Now we clean the data to the mice like data structure, where we have .id and .imp variables and the imputed data itself.

stata_pmm_part <- 
  stata_pool_data %>%
  filter(is.na(price)) %>%
  select(mpg, weight, contains("price")) %>%
  mutate(.id = row_number()) %>%
  gather(type, price, 3:(length(.) - 1)) %>%
  {
    a <-
      (.) %>%
      distinct(type) %>%
      mutate(.imp = 0:(nrow(.) - 1))
    (.) %>% left_join(a, by = "type")
  } %>%
  select(-type) %>%
  select(.imp, .id, everything())
glimpse(stata_pmm_part)

Finally, we convert this data to the mice form and run basic analysis of the means and standard deviations. To estimate mean of the multiple imputation data in R using mice package, we need to use regression methods. We basically regress our variable of interest with one intercept only and summaries the statistics on the pooled multiple imputation data set. For more information about that wee the book Flexible Imputation of Missing Data and specifically chapter 2.3 and chapter 2.4.

Multiple imputations using `mice` package

stt <- as.mids(stata_pmm_part)
fit <- with(stt, lm(price ~ 1, weights = weight))
est <- pool(fit)
est    # Getting pool results
summary(est, conf.int = TRUE) # Getting pooled LM summary

The R results are identical to the Stata!

estimate stands for the mean
t for the variance and t^0.5 for the standard error std.error
riv for the Average RVI
fmi for the Largest FMI
df for the degrees of freedom statistics.

The numbers are almost identical to Stata (see below).

Stata results:

. mi estimate: mean price if samples==1 [aw=weight]
(5 values of imputed variable price in m>0 updated to match values in m=0)
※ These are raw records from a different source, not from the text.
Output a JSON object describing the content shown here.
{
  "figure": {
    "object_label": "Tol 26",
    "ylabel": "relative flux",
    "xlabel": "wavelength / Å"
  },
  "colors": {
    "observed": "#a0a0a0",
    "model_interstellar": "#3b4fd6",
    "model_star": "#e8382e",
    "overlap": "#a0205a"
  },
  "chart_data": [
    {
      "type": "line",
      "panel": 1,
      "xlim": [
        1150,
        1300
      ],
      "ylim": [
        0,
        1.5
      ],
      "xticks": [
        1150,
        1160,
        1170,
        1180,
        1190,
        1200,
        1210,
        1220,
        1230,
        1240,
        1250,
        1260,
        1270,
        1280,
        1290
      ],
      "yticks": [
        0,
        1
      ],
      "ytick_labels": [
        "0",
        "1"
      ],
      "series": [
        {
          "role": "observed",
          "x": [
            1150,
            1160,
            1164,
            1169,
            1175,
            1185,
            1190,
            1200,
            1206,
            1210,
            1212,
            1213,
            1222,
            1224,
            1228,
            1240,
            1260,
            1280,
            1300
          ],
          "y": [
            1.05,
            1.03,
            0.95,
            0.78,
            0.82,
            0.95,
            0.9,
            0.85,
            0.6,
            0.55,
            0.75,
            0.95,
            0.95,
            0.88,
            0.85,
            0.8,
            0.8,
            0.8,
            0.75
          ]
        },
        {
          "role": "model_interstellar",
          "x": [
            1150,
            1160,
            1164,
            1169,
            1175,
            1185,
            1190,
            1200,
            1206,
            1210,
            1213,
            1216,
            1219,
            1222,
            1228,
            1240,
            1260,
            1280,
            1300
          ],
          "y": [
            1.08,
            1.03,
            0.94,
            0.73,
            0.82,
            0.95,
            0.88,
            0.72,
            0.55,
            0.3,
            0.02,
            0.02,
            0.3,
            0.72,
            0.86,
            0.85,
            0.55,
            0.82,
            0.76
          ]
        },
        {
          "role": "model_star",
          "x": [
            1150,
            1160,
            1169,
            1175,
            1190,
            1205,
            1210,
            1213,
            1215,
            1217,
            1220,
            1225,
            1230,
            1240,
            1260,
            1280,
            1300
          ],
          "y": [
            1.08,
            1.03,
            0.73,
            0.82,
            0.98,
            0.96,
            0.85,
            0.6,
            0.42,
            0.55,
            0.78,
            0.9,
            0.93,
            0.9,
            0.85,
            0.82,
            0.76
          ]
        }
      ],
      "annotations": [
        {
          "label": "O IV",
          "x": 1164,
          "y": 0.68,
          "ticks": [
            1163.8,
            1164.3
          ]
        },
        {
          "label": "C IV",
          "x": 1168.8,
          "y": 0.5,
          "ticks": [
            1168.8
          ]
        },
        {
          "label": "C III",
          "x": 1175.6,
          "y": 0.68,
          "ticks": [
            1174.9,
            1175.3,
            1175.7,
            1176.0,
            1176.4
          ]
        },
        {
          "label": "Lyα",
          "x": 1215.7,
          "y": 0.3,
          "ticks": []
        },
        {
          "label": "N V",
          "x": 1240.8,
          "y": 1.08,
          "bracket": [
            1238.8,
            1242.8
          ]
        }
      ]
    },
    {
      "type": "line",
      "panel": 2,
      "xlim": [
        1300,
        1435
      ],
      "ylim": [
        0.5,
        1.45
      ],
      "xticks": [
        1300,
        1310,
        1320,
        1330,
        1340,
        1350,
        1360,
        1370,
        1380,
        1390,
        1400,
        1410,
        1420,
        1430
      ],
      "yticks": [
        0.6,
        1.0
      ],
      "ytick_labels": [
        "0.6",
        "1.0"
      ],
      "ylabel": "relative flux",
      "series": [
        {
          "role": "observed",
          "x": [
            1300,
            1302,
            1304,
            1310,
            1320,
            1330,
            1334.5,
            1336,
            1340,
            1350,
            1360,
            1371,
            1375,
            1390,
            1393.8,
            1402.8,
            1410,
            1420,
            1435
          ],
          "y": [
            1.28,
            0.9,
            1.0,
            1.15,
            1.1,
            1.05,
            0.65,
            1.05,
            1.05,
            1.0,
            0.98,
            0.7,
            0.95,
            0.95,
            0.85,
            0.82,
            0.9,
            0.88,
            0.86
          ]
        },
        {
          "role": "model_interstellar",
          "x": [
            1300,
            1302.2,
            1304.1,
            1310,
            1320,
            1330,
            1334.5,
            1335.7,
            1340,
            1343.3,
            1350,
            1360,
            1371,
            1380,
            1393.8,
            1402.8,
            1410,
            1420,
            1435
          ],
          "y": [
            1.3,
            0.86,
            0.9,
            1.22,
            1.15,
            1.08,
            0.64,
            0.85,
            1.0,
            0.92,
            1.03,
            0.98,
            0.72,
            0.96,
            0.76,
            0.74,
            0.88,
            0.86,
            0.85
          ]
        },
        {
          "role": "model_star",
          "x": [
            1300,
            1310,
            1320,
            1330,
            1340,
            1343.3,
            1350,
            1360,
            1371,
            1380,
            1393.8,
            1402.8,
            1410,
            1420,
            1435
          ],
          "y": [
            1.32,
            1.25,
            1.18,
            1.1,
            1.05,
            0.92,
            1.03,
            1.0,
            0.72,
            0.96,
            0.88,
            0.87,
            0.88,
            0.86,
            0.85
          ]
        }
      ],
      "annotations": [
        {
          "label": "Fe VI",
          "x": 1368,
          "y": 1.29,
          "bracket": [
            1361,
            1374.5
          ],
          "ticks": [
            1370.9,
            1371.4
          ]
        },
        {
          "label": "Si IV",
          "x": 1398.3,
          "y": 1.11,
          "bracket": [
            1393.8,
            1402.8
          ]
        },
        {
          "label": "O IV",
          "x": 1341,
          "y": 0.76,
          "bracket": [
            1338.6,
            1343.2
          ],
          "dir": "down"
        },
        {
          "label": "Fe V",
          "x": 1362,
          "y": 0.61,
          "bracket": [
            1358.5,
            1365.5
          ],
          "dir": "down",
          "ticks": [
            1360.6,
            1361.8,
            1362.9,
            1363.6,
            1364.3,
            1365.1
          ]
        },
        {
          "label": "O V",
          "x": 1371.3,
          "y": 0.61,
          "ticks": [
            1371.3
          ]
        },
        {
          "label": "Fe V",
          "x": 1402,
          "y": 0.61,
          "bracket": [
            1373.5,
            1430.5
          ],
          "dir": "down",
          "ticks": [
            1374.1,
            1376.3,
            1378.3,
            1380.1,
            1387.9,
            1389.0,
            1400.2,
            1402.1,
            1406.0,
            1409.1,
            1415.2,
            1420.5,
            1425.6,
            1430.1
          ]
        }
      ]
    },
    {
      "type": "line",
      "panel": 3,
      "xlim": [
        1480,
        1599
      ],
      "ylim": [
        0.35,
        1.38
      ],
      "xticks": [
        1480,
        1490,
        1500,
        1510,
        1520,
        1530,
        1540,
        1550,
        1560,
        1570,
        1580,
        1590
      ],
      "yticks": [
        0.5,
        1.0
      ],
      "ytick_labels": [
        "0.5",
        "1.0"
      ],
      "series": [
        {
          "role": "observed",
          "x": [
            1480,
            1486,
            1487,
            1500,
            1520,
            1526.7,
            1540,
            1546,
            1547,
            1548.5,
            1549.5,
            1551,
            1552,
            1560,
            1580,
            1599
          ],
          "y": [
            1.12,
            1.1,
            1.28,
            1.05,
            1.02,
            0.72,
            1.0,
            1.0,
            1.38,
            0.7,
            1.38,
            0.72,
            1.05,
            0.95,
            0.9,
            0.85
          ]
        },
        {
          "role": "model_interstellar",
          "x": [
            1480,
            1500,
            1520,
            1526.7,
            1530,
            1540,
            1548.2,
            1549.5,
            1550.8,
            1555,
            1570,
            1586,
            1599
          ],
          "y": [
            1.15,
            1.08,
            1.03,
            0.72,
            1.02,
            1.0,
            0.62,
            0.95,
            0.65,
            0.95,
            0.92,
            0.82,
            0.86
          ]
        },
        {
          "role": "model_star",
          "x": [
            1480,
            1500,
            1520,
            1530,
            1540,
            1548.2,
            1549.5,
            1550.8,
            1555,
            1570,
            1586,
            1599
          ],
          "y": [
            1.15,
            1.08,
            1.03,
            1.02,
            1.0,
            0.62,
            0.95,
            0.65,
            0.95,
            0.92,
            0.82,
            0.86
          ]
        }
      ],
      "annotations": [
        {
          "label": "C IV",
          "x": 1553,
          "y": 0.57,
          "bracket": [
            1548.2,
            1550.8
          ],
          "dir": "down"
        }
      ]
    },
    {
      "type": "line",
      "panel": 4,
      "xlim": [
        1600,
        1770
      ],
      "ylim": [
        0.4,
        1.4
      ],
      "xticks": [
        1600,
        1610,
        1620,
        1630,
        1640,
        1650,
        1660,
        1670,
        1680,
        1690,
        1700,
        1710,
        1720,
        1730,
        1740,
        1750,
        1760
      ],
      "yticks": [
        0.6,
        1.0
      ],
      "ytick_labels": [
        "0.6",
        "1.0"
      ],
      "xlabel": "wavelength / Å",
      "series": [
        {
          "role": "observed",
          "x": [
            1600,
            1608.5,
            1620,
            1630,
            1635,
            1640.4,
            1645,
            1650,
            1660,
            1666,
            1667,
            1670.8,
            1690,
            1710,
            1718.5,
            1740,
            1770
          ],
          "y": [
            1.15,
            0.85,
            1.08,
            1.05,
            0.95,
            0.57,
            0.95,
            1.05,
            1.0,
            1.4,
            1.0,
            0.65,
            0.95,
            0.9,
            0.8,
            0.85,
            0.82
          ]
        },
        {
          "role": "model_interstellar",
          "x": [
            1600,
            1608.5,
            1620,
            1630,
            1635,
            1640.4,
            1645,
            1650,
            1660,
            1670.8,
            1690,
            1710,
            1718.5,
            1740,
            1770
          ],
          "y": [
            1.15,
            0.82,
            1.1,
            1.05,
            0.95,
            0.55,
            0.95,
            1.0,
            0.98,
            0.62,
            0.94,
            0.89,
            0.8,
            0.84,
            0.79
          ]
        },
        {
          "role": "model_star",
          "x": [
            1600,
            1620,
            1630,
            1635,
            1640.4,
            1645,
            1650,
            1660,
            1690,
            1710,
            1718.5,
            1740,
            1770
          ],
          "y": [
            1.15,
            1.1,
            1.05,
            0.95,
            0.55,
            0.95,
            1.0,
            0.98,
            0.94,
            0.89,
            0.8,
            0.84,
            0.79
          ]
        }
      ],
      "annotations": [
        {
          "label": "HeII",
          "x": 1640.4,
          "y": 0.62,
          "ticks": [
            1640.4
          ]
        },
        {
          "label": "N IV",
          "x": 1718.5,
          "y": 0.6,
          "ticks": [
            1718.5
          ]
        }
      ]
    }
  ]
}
Multiple-imputation estimates     Imputations     =          5
Mean estimation                   Number of obs   =          7
                                  Average RVI     =     0.1190
                                  Largest FMI     =     0.1737
                                  Complete DF     =          6
DF adjustment:   Small sample     DF:     min     =       4.12
                                          avg     =       4.12
Within VCE type:     Analytic             max     =       4.12

--------------------------------------------------------------
             |       Mean   Std. Err.     [95% Conf. Interval]
-------------+------------------------------------------------
       price |   6711.486    1521.65      2535.511    10887.46
--------------------------------------------------------------

Multiple imputations using 'mitools'

dda <-
  stata_pmm_part %>% 
  filter(!is.na(price)) %>% 
  rename(id = .id) %>% 
  group_by(.imp) %>% 
  nest() %>% 
  select(data) %>% 
  unlist(recursive = F, use.names = F)
dda_mi <- imputationList(dda)
model <- with(dda_mi, expr = lm(price ~ 1, weights = weight))
MIcombine(model)
summary(MIcombine(model))